The U.S. Department of Labor has unveiled a sweeping proposal to repeal or revise more than 60 existing workplace regulations deemed outdated or burdensome. The changes span multiple industries and worker categories, including home health aides, construction crews, miners, and migrant laborers, and reflect a broader push by the Trump administration to reduce federal oversight in the name of economic growth and employer flexibility.
According to AP News, among the most significant proposals is a plan to roll back wage protections for home health care workers, which could allow agencies to pay approximately 3.7 million workers below the federal minimum wage and exempt them from overtime. The department argues that the move could lower labor costs and expand access to affordable care, while critics warn it would disproportionately harm women and people of color who dominate this workforce.
“Before those [Obama-era] regulations, it was very common for home care workers to work 50, 60 and maybe even more hours a week, without getting any overtime pay,” said Judy Conti of the National Employment Law Project.

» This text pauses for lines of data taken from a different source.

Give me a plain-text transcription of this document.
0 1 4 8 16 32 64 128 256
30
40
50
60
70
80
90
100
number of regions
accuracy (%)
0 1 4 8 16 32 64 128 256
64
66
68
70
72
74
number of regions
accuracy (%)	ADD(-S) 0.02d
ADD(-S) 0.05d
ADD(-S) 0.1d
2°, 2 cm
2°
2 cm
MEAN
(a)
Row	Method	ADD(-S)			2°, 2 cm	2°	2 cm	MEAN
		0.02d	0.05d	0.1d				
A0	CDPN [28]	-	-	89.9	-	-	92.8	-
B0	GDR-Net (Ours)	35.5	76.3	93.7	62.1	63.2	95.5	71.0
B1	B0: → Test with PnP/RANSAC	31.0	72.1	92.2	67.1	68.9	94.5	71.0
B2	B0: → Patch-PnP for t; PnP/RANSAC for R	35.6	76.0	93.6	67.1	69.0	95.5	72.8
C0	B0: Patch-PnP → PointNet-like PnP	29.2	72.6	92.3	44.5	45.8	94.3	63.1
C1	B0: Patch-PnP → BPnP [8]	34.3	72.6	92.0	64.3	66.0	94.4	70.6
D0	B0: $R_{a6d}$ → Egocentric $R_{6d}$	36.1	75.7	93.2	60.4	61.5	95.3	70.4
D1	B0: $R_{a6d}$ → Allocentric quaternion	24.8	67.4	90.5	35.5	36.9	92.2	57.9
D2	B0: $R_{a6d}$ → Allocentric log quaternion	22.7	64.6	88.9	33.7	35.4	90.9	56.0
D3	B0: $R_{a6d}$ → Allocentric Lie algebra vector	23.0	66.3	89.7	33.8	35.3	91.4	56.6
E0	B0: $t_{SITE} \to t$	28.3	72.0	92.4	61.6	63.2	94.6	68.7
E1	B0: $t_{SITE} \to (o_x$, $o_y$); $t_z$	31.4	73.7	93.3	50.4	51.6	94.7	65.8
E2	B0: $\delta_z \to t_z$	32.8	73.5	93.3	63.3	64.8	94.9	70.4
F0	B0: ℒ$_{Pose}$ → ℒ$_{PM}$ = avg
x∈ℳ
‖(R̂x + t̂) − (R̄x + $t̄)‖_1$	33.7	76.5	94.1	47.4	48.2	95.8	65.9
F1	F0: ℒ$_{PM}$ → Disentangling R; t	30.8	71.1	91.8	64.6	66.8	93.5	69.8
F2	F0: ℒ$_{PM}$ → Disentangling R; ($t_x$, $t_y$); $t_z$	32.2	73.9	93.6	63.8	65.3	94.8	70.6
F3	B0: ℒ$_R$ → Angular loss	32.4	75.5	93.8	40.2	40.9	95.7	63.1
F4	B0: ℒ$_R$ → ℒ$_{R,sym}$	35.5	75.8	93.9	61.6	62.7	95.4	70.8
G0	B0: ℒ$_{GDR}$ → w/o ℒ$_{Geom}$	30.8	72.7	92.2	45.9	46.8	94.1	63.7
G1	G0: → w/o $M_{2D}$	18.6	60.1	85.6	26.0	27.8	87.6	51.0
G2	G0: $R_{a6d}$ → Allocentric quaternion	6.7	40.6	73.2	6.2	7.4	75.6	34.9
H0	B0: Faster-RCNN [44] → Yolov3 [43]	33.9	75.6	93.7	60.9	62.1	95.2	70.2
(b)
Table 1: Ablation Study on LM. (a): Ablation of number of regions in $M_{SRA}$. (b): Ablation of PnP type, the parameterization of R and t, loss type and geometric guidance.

The proposals also take aim at worker safety protections. One rollback would remove a requirement for adequate lighting at construction sites, despite concerns from labor advocates about injury risks. Additional changes would curtail the authority of Mine Safety and Health Administration officials to demand improvements in ventilation and safety training. Rebecca Reindel of the AFL-CIO warned that the package of changes could worsen already dangerous conditions.
“People are at very great risk of dying on the job already… This is something that is only going to make the problem worse,” she explained.
Further deregulation would affect protections for migrant farmworkers with H-2A visas. The Labor Department wants to reverse rules mandating seat belts in employer-provided transportation and protections against retaliation for filing complaints or cooperating in investigations, which would silence workers who are already vulnerable to exploitation due to their visa status.
In a move that could have implications across the entertainment, sports, and media industries, the department also seeks to limit OSHA’s ability to penalize employers for injuries sustained during inherently risky professional activities. The rule, if approved, would prevent enforcement against unsafe conditions in jobs such as movie stunts or live animal shows.
The proposals are now open for public comment and must go through multiple steps before implementation, but they signal a major shift in the federal government’s approach to workplace oversight.